BPKA Kota Pasuruan Gelar Bimtek Pedoman Pembangunan Sarpras Kelurahan

1040
Bachrul Ulum, Sekretaris Daerah Kota Pasuruan saat memberikan sambutan, dan disebelahnya sedang duduk Mochamad Amien, Plt Kepala BPKA Kota Pasuruan

Pasuruan (wartabromo.com) – Badan Pengelolaan Keuangan dan Aset (BPKA) Kota Pasuruan menyelenggarakan bimbingan teknis penatausahaan administrasi pengelolaan dana kelurahan. Kegiatan yang diikuti perangkat kecamatan dan kelurahan ini untuk menyampaikan pemahaman terkait pedoman pelaksanaan kegiatan pembangunan sarana prasarana (sarpras) kelurahan.

Menurut Mochamad Amien, Plt Kepala BPKA Kota Pasuruan, perangkat kelurahan dan kecamatan perlu memahami Peraturan Wali Kota Pasuruan nomor 13 tahun 2019. Peraturan itu berisi tentang pedoman pelaksanaan kegiatan pembangunan sarana prasarana Kelurahan dan pemberdayaan masyarakat di kelurahan.
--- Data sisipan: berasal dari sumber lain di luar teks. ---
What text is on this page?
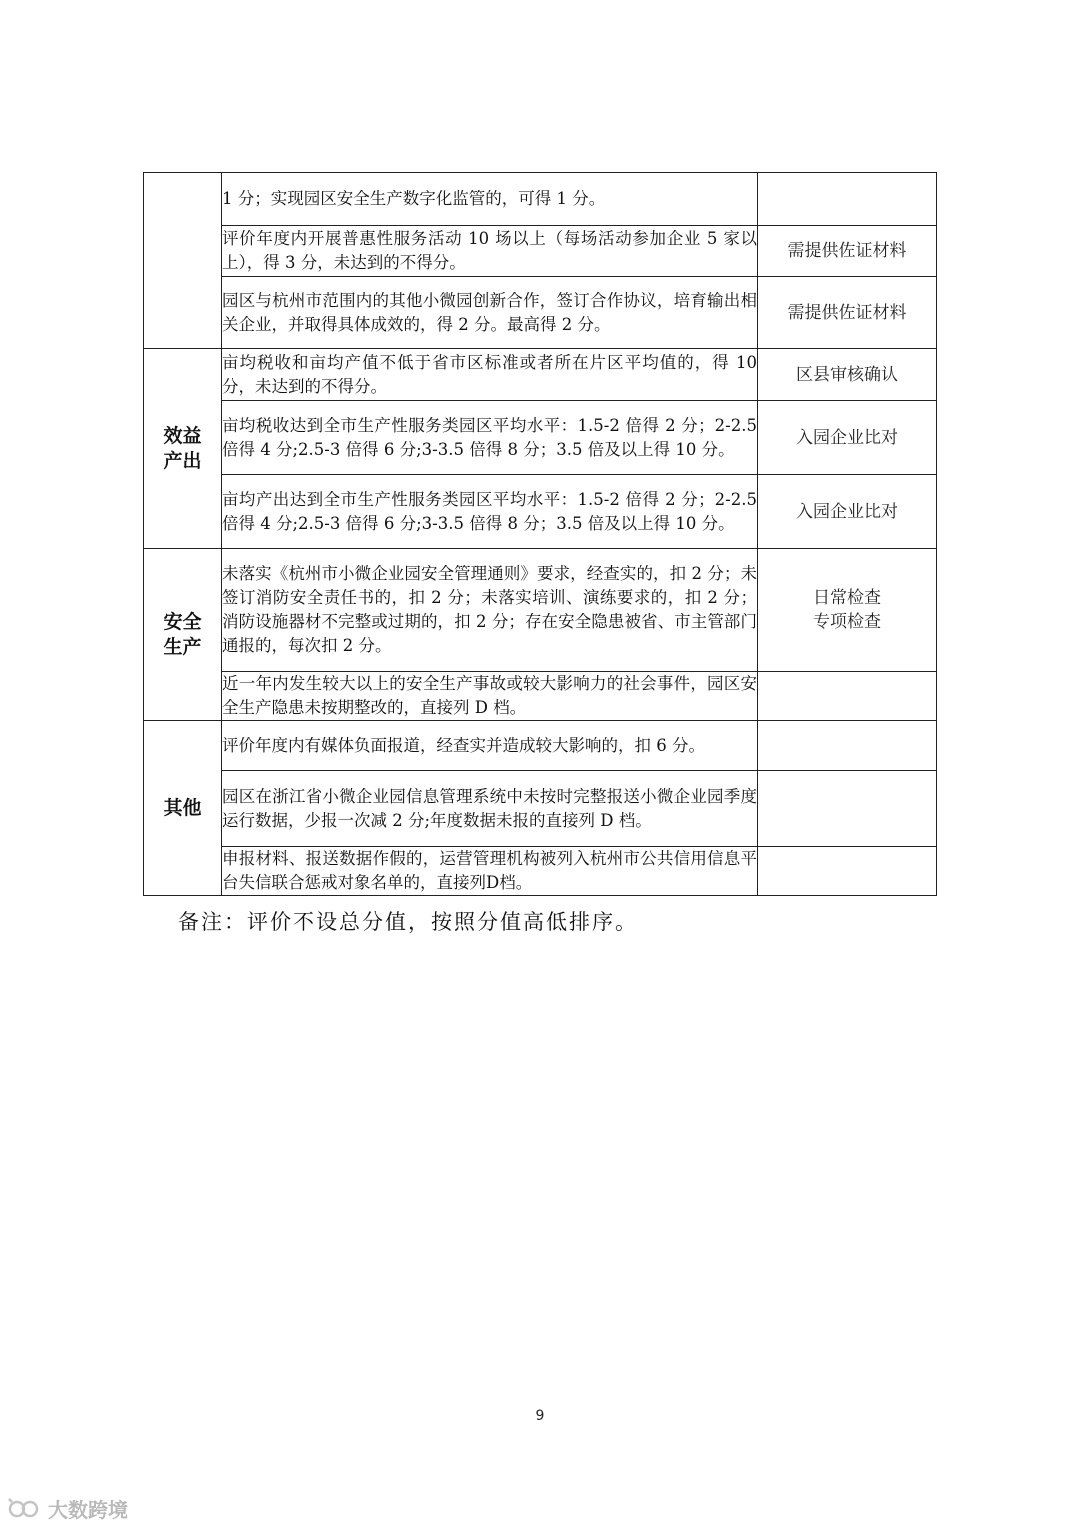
	1 分；实现园区安全生产数字化监管的，可得 1 分。	
	评价年度内开展普惠性服务活动 10 场以上（每场活动参加企业 5 家以上），得 3 分，未达到的不得分。	需提供佐证材料
	园区与杭州市范围内的其他小微园创新合作，签订合作协议，培育输出相关企业，并取得具体成效的，得 2 分。最高得 2 分。	需提供佐证材料
效益产出	亩均税收和亩均产值不低于省市区标准或者所在片区平均值的，得 10 分，未达到的不得分。	区县审核确认
	亩均税收达到全市生产性服务类园区平均水平：1.5-2 倍得 2 分；2-2.5 倍得 4 分;2.5-3 倍得 6 分;3-3.5 倍得 8 分；3.5 倍及以上得 10 分。	入园企业比对
	亩均产出达到全市生产性服务类园区平均水平：1.5-2 倍得 2 分；2-2.5 倍得 4 分;2.5-3 倍得 6 分;3-3.5 倍得 8 分；3.5 倍及以上得 10 分。	入园企业比对
安全生产	未落实《杭州市小微企业园安全管理通则》要求，经查实的，扣 2 分；未签订消防安全责任书的，扣 2 分；未落实培训、演练要求的，扣 2 分；消防设施器材不完整或过期的，扣 2 分；存在安全隐患被省、市主管部门通报的，每次扣 2 分。	日常检查
专项检查

	近一年内发生较大以上的安全生产事故或较大影响力的社会事件，园区安全生产隐患未按期整改的，直接列 D 档。	
其他	评价年度内有媒体负面报道，经查实并造成较大影响的，扣 6 分。	
	园区在浙江省小微企业园信息管理系统中未按时完整报送小微企业园季度运行数据，少报一次减 2 分;年度数据未报的直接列 D 档。	
	申报材料、报送数据作假的，运营管理机构被列入杭州市公共信用信息平台失信联合惩戒对象名单的，直接列D档。	
备注：评价不设总分值，按照分值高低排序。
9
大数跨境
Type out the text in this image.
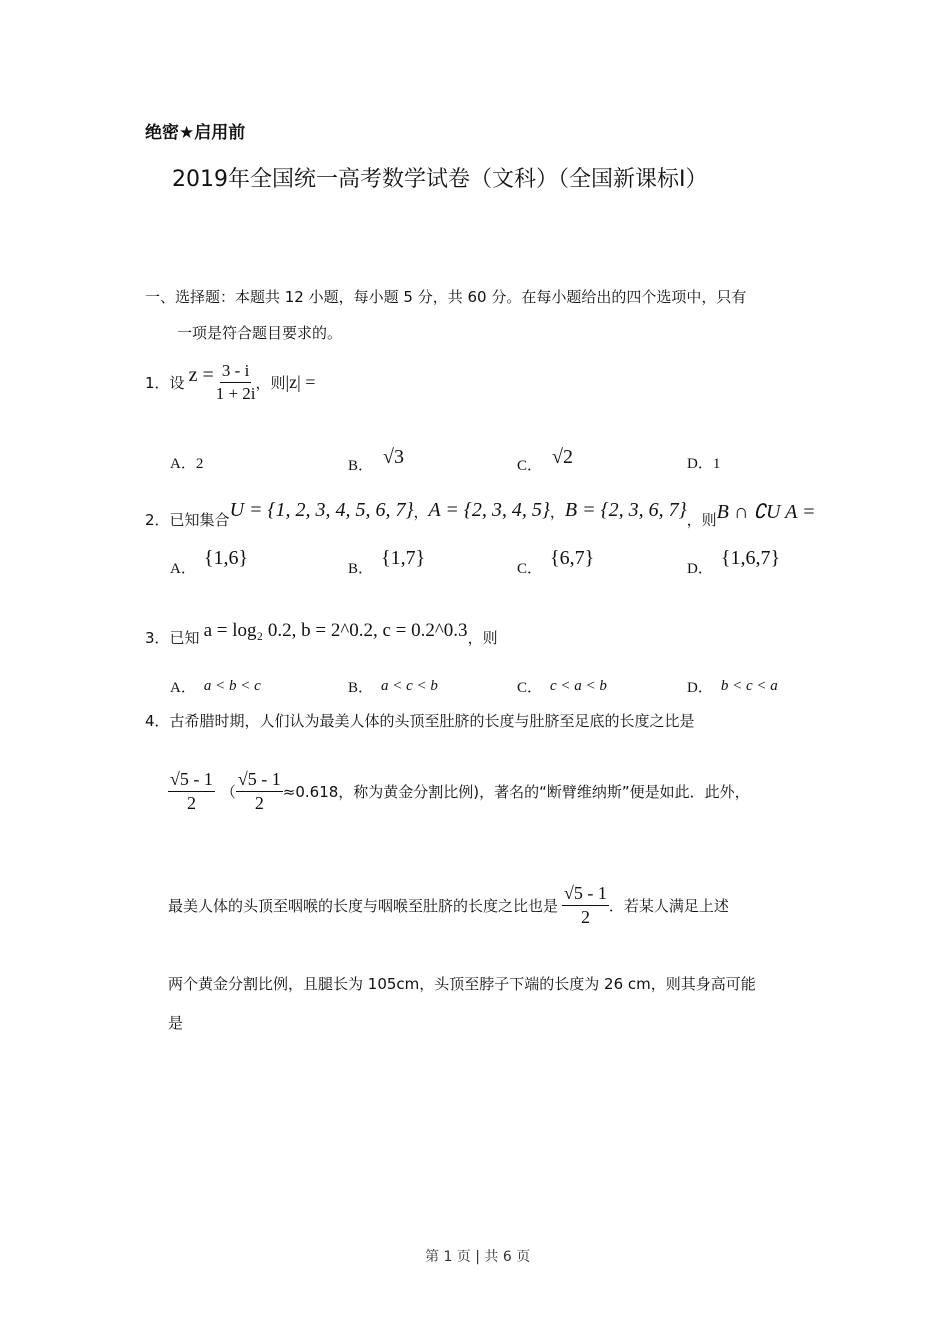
绝密★启用前
2019年全国统一高考数学试卷（文科）（全国新课标Ⅰ）
一、选择题：本题共 12 小题，每小题 5 分，共 60 分。在每小题给出的四个选项中，只有
一项是符合题目要求的。
1． 设 $z = \frac{3 - i}{1 + 2i}$ ，则 |z| =
A．2	B． √3	C． √2	D．1
2． 已知集合 U = {1, 2, 3, 4, 5, 6, 7} ， A = {2, 3, 4, 5} ， B = {2, 3, 6, 7} ，则 B ∩ ∁U A =
A． {1,6}	B． {1,7}	C． {6,7}	D． {1,6,7}
3． 已知 a = log₂ 0.2, b = 2^0.2, c = 0.2^0.3 ，则
A． a < b < c	B． a < c < b	C． c < a < b	D． b < c < a
4．古希腊时期，人们认为最美人体的头顶至肚脐的长度与肚脐至足底的长度之比是
$\frac{√5 - 1}{2}$ （ $\frac{√5 - 1}{2} \approx 0.618$，称为黄金分割比例)，著名的“断臂维纳斯”便是如此．此外，
最美人体的头顶至咽喉的长度与咽喉至肚脐的长度之比也是 $\frac{√5 - 1}{2}$ ．若某人满足上述
两个黄金分割比例，且腿长为 105cm，头顶至脖子下端的长度为 26 cm，则其身高可能
是
第 1 页 | 共 6 页
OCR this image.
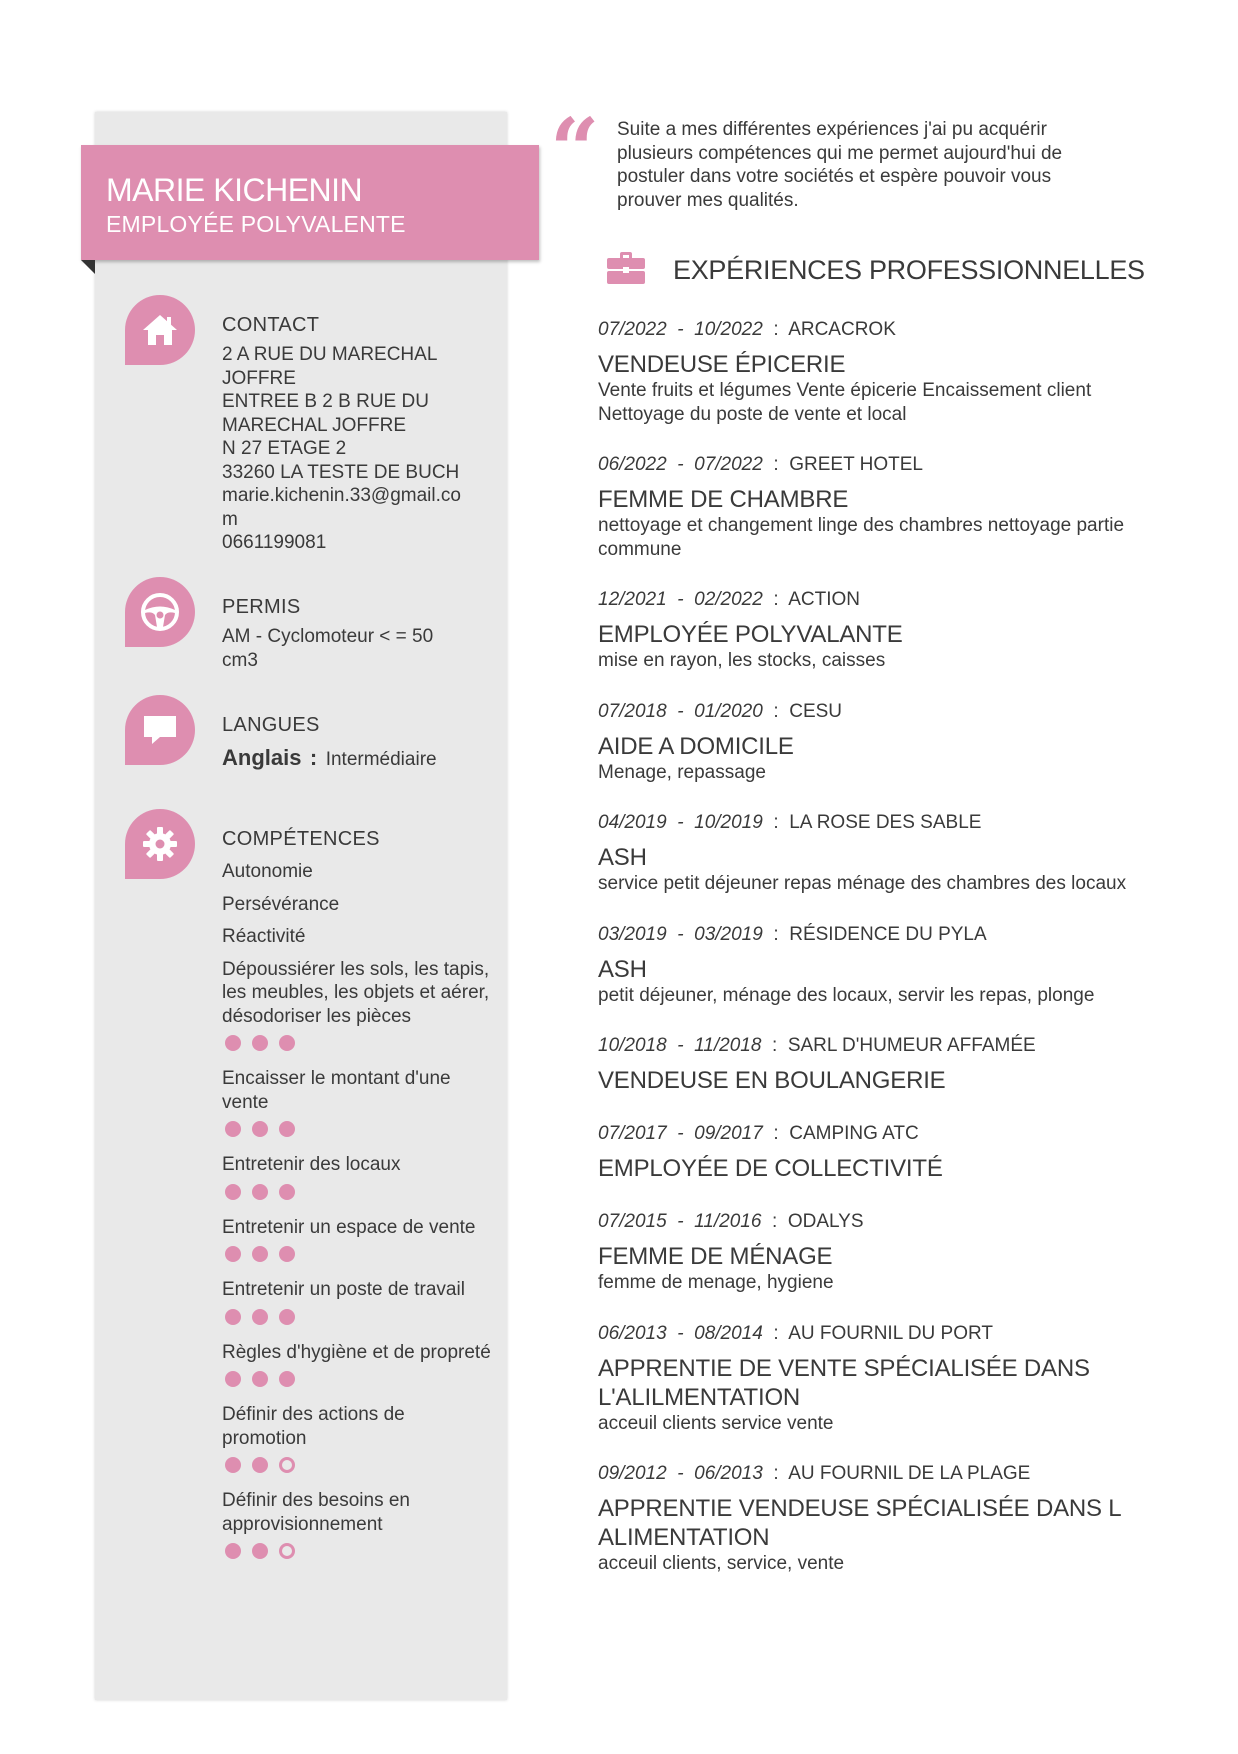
CONTACT
2 A RUE DU MARECHAL
JOFFRE
ENTREE B 2 B RUE DU
MARECHAL JOFFRE
N 27 ETAGE 2
33260 LA TESTE DE BUCH
marie.kichenin.33@gmail.co
m
0661199081
PERMIS
AM - Cyclomoteur < = 50
cm3
LANGUES
Anglais : Intermédiaire
COMPÉTENCES
Autonomie
Persévérance
Réactivité
Dépoussiérer les sols, les tapis, les meubles, les objets et aérer, désodoriser les pièces
Encaisser le montant d'une vente
Entretenir des locaux
Entretenir un espace de vente
Entretenir un poste de travail
Règles d'hygiène et de propreté
Définir des actions de promotion
Définir des besoins en approvisionnement
MARIE KICHENIN
EMPLOYÉE POLYVALENTE
“ Suite a mes différentes expériences j'ai pu acquérir plusieurs compétences qui me permet aujourd'hui de postuler dans votre sociétés et espère pouvoir vous prouver mes qualités.
EXPÉRIENCES PROFESSIONNELLES
07/2022  -  10/2022  :  ARCACROK
VENDEUSE ÉPICERIE
Vente fruits et légumes Vente épicerie Encaissement client Nettoyage du poste de vente et local
06/2022  -  07/2022  :  GREET HOTEL
FEMME DE CHAMBRE
nettoyage et changement linge des chambres nettoyage partie commune
12/2021  -  02/2022  :  ACTION
EMPLOYÉE POLYVALANTE
mise en rayon, les stocks, caisses
07/2018  -  01/2020  :  CESU
AIDE A DOMICILE
Menage, repassage
04/2019  -  10/2019  :  LA ROSE DES SABLE
ASH
service petit déjeuner repas ménage des chambres des locaux
03/2019  -  03/2019  :  RÉSIDENCE DU PYLA
ASH
petit déjeuner, ménage des locaux, servir les repas, plonge
10/2018  -  11/2018  :  SARL D'HUMEUR AFFAMÉE
VENDEUSE EN BOULANGERIE
07/2017  -  09/2017  :  CAMPING ATC
EMPLOYÉE DE COLLECTIVITÉ
07/2015  -  11/2016  :  ODALYS
FEMME DE MÉNAGE
femme de menage, hygiene
06/2013  -  08/2014  :  AU FOURNIL DU PORT
APPRENTIE DE VENTE SPÉCIALISÉE DANS L'ALILMENTATION
acceuil clients service vente
09/2012  -  06/2013  :  AU FOURNIL DE LA PLAGE
APPRENTIE VENDEUSE SPÉCIALISÉE DANS L ALIMENTATION
acceuil clients, service, vente
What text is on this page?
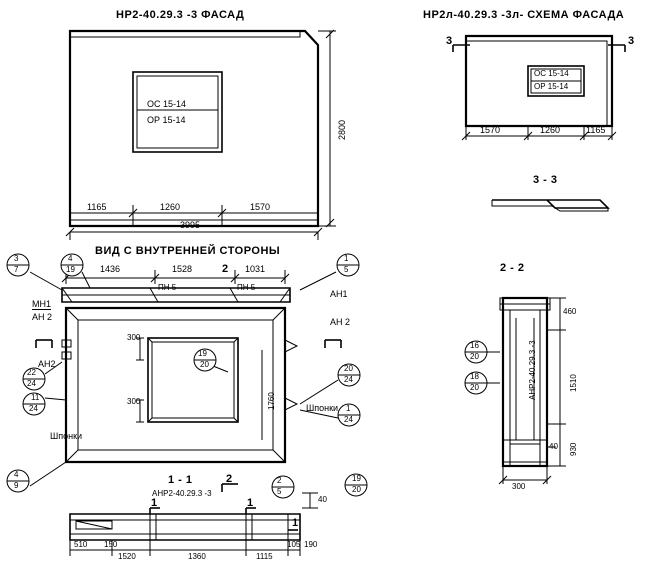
НР2-40.29.3 -3 ФАСАД	НР2л-40.29.3 -3л- СХЕМА ФАСАДА
3 - 3
2 - 2
ВИД С ВНУТРЕННЕЙ СТОРОНЫ
1 - 1
АНР2-40.29.3 -3
ОС 15-14
ОР 15-14
1165	1260	1570
3995
2800
ОС 15-14
ОР 15-14
1570	1260	1165
3	3
1436	1528	1031
2
ПН 5	ПН 5
МН1
АН 2
АН2
АН1
АН 2
Шпонки
Шпонки
300
300	1760
3
7
4
19
1
5
22
24
11
24
20
24
1
24
4
9
19
20
2
5
19
20
510 150
1520	1360	1115
105 190
40
1	1
1
2
460
1510
930
300
40
АНР2-40.29.3 -3
16
20
18
20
Ini dilakukan agar pelaksanaan pembangunan sarpras kelurahan dan pemberdayaan masyarakat berhasil.

Dilaksanakan pada 23-26 Juli 2019 di Hotel Pelangi, Malang, kegiatan ini dihadiri 76 orang. Jumlah itu terdiri dari camat, lurah, Pejabat Penatausahaan Keuangan (PPK) Kecamatan dan bendahara pengeluaran pembantu di kelurahan se-Kota Pasuruan.

Di lain kesempatan, Bachrul Ulum, Sekretaris Daerah Kota Pasuruan, dalam sambutannya mengungkapkan, pelaksanaan kegiatan yang bersumber dari Dana Alokasi Umum (DAU) tambahan untuk kelurahan harus sesuai dengan dokumen anggaran tahun 2019.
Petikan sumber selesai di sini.